FSP is a name that KitGuru readers should recognise by now, particularly after their showing at Computex last year, featuring liquid cooled power supplies. At the time, we saw an early version of the FSP Hydro PTM+, a 1200W high-end power supply liquid cooled by a Bitspower block. Now this week, FSP has announced that this power supply is officially launching, meaning you’ll be able to get your hands on one.
Back at Computex 2017, we learned that the addition of a water block enabled FSP to squeeze out more wattage from its power supplies, turning a 1200W PSU into a 1400W one. The supply itself uses a DC to DC module design with Japanese capacitors for 92 percent efficiency. On the 80+ scale, this particular PSU carries a Platinum rating, so it sits right at the top of the pile.
The Hydro PTM+ was developed in cooperation with Bitspower to create a unique liquid cooled power supply that excels at its efficiency, power rating, and thermal performance. With liquid cooling enabled, up to 1400W of power can be delivered, but when power demand is below 50% loading the Hydro PTM+ remains passively cooled, remaining completely silent. FSP wants to ensure that this particular PSU can suit any build too, so RGB lighting has been implemented with support for Asus Aura Sync. So if you’re using an Asus motherboard, graphics card, peripherals or a monitor, then you can have colours sync up nicely across all of it.

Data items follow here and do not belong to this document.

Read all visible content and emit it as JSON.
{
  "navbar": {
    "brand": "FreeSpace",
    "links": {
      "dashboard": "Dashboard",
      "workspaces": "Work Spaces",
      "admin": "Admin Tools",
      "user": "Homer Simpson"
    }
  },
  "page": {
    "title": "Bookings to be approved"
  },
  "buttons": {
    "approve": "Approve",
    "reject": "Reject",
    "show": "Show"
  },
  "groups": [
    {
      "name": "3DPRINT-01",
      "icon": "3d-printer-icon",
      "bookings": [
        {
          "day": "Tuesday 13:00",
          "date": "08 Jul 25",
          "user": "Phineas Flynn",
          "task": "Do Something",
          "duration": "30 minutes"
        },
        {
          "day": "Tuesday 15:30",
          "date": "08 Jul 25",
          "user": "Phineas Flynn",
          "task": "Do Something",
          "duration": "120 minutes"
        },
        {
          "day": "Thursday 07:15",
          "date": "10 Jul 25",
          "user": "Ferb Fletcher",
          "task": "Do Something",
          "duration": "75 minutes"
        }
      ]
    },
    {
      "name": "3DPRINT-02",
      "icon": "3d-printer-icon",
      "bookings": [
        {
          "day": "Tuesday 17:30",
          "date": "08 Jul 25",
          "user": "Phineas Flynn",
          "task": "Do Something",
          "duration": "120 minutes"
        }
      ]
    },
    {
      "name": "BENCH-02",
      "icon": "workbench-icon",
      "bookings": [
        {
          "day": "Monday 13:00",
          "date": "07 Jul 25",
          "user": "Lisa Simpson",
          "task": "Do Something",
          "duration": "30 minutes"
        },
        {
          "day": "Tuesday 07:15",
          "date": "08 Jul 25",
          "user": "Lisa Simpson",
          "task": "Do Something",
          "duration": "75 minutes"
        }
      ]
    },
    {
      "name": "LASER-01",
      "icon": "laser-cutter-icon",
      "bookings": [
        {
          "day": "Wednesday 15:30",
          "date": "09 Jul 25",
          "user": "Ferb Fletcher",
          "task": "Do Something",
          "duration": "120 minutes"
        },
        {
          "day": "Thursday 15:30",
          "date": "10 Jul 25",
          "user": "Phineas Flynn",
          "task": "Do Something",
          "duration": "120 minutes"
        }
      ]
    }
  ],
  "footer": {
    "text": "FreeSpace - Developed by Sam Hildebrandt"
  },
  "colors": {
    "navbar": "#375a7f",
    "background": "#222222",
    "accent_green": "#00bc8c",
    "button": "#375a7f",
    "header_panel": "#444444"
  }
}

Obviously a liquid-cooled power supply sounds potentially dangerous at first, so FSP has implemented extra segregation to avoid leakages. If you happen to be a modding or liquid cooling enthusiast, then you’ll be pleased to know that the first 500 Hydro+ units on the market will ship with some extras, including sleeved cables and a Bitspower AIO liquid cooling kit, including a pump, radiator and a 120mm fan. You’ll need to source your own coolant though.
The FSP Hydro PTM+ liquid-cooled power supply will be hitting retailers soon. The 1200W model has an MSRP of $699.
KitGuru Says: It might be very expensive, but it’s also not often that we see an established PSU maker selling liquid-cooled units. It will be interesting to see one of these in person, hopefully we’ll be able to get our hands on a review unit at some point in the future.